Schiavitù e libertà sono unite in un binomio inscindibile, poiché l’una non può esistere senza l’altra. Ce lo ricorda il poeta turco Nazim Hikmet, cantore dell’amore e dell’esilio, in questa poesia dal duplice significato Sei la mia schiavitù, sei la mia libertà, una delle più intense liriche contenute nella raccolta Poesie d’amore (1964).

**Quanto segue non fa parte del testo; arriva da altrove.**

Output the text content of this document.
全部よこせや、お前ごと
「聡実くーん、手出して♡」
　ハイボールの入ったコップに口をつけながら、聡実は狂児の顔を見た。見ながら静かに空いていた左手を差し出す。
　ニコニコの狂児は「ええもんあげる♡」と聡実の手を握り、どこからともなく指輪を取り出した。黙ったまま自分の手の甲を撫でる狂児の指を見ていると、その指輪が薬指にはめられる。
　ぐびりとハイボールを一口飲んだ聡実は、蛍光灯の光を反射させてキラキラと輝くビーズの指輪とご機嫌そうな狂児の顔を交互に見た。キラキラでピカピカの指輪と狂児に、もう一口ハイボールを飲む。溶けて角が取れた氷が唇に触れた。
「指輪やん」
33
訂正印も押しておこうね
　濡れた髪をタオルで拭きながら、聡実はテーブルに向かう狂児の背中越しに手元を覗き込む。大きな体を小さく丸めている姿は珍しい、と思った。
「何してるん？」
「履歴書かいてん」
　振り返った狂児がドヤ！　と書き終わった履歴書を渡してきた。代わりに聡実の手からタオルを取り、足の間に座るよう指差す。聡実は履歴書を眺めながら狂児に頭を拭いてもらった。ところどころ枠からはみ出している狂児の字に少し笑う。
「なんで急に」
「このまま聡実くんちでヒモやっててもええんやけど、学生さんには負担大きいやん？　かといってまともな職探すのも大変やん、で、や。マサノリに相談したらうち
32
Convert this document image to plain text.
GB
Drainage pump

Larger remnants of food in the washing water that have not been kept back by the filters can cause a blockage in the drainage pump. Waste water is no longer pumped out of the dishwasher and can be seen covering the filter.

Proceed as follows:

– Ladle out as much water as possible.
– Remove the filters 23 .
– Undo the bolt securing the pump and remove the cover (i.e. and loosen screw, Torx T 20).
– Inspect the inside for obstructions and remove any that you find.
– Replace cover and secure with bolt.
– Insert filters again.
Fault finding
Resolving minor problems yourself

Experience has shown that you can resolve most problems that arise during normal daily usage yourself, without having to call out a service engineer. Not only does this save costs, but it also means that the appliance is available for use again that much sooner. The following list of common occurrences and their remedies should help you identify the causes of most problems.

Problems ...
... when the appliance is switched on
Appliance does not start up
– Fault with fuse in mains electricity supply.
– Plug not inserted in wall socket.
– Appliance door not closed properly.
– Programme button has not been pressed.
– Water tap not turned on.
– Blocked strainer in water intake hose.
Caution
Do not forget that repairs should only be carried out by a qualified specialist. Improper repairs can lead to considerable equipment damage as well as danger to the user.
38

In questa poesia troviamo tutte le tematiche più care all’autore turco fuse in un unico canto: l’amore, la patria lontana, il desiderio di libertà e la pena provocata dall’amaro esilio. I versi di Hikmet sembrano sgorgare come sangue dalle ferite della carne e dello spirito, nascono dalla sofferenza e distillano come lacrime: appaiono naturali e necessari, un sussurro vitale dell’anima.
Hikmet scrisse Sei la mia schiavitù, sei la mia libertà dal buio di una cella, mentre scontava le torture e la dura solitudine del carcere, punito per la sua avversione al regime e la sua adesione alla politica comunista. Condannato, avvilito, stremato dall’isolamento e dalla sofferenza, il poeta pensa alla moglie lontana che nella sua mente diventa un tutt’uno con la patria perduta, in questa perfetta simbiosi tutto diventa rimpianto, desiderio, lacerazione. La parola si fa schianto, diviene forza sovrumana capace di spezzare le catene della prigionia; ed ecco che l’antro angusto della cella si fa visione di una terra dai profumi familiari, di una donna dagli occhi verdi, incredibilmente vicina eppure irraggiungibile.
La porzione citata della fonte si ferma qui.